Even spy agencies have been affected: Director of National Intelligence James R. Clapper told Congress that roughly 70 percent of the intelligence workforce — including the CIA and National Security Agency — have been furloughed, but he’s trying to keep enough people to guard against potential threats.

Call centers, hotlines and regional offices that help veterans understand their benefits are closed, and new applications for small business loans and loan guarantees have been immediately halted. Research into life-threatening diseases and other areas will stop, and new patients aren’t being accepted into clinical trials at the National Institutes of Health.

If the shutdown continues for an extended period, vital services that ensure seniors and young children access to healthy food and meals may not have sufficient Federal funds to serve all beneficiaries, and veterans’ compensation, pension, education, and other benefits could be cut off.

Anxious investors on both sides of the Atlantic expressed their concerns about the very real threat to the global economy posed by this shutdown, and U.S. and European stock markets fell Wednesday.

“The markets are sending a loud message to Washington lawmakers to get their act together and resolve the budget crisis,” said Peter Cardillo, chief market economist at Rockwell Global Capital.

We fully agree.

The quarreling sides met at the White House Wednesday but showed little signs of progress, and Republicans and Democrats alike said the shutdown could last for two weeks or more, which would bring them up to an even more frightening deadline.

Treasury Secretary Jacob Lew has informed Congress that unless lawmakers act in time, he will run out of money to pay the nation’s bills by Oct. 17. Congress must periodically raise the limit on government borrowing to keep U.S. funds flowing, but the once-routine matter has now become a bargaining chip in battles over the federal budget deficit.

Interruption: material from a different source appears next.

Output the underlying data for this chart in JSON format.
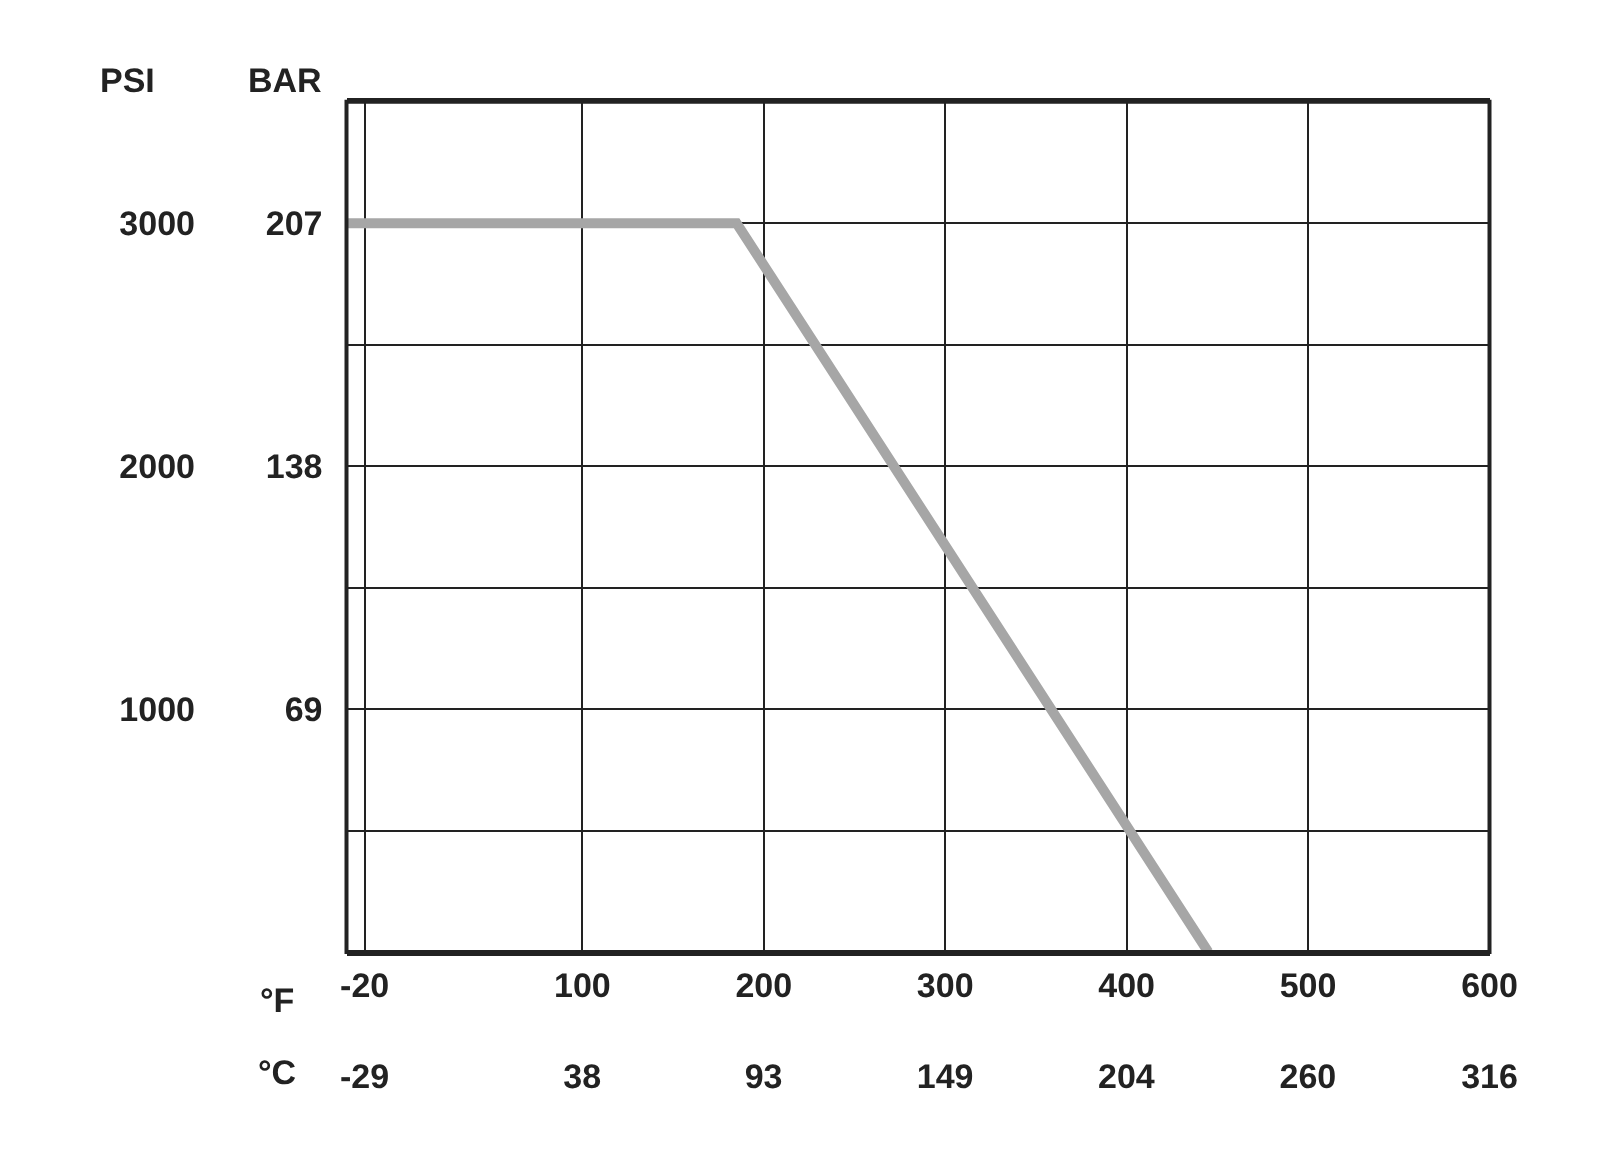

The last time there was an impasse over the borrowing limit, in August 2011, it led to a downgrade of the United States’ credit rating by Standard & Poor’s and a plunge in the stock market.

Lew says that he has now begun using all the “extraordinary measures” at his disposal to avoid hitting the debt ceiling, but there are no other “legal and prudent” options for extending the borrowing authority after October 17.

While the government has shut down before, the United States has never defaulted throughout its history. But if Congress fails to raise the debt ceiling by October 17, the damage this could cause to the United States’ economy is unimaginable, and the Treasury Department will be unable to pay Congress’s bills for what it has already allocated funds.

While it is likely that the politicians who have allowed us to get us into this mess in the first place will reach an agreement by then, that conclusion is far from foregone, and experts believe that each the two sides of the divide is  so desperate to achieve victory that they may allow America to tumble off this dangerous cliff. With each passing day the uncertainty and fear of the unknown is taking its toll on our still-fragile economy.

The American people need to let their voices be heard and make it clear to the elected officials on both sides of the aisle that this stalemate will not be tolerated. The shenanigans that have already negatively impacted so many hardworking citizens of this country must come to an immediate end. Congress and the president must come to a fair and reasonable agreement that would in the short term reopen the government and raise the debt ceiling, and in the long term include much-needed changes to Obamacare.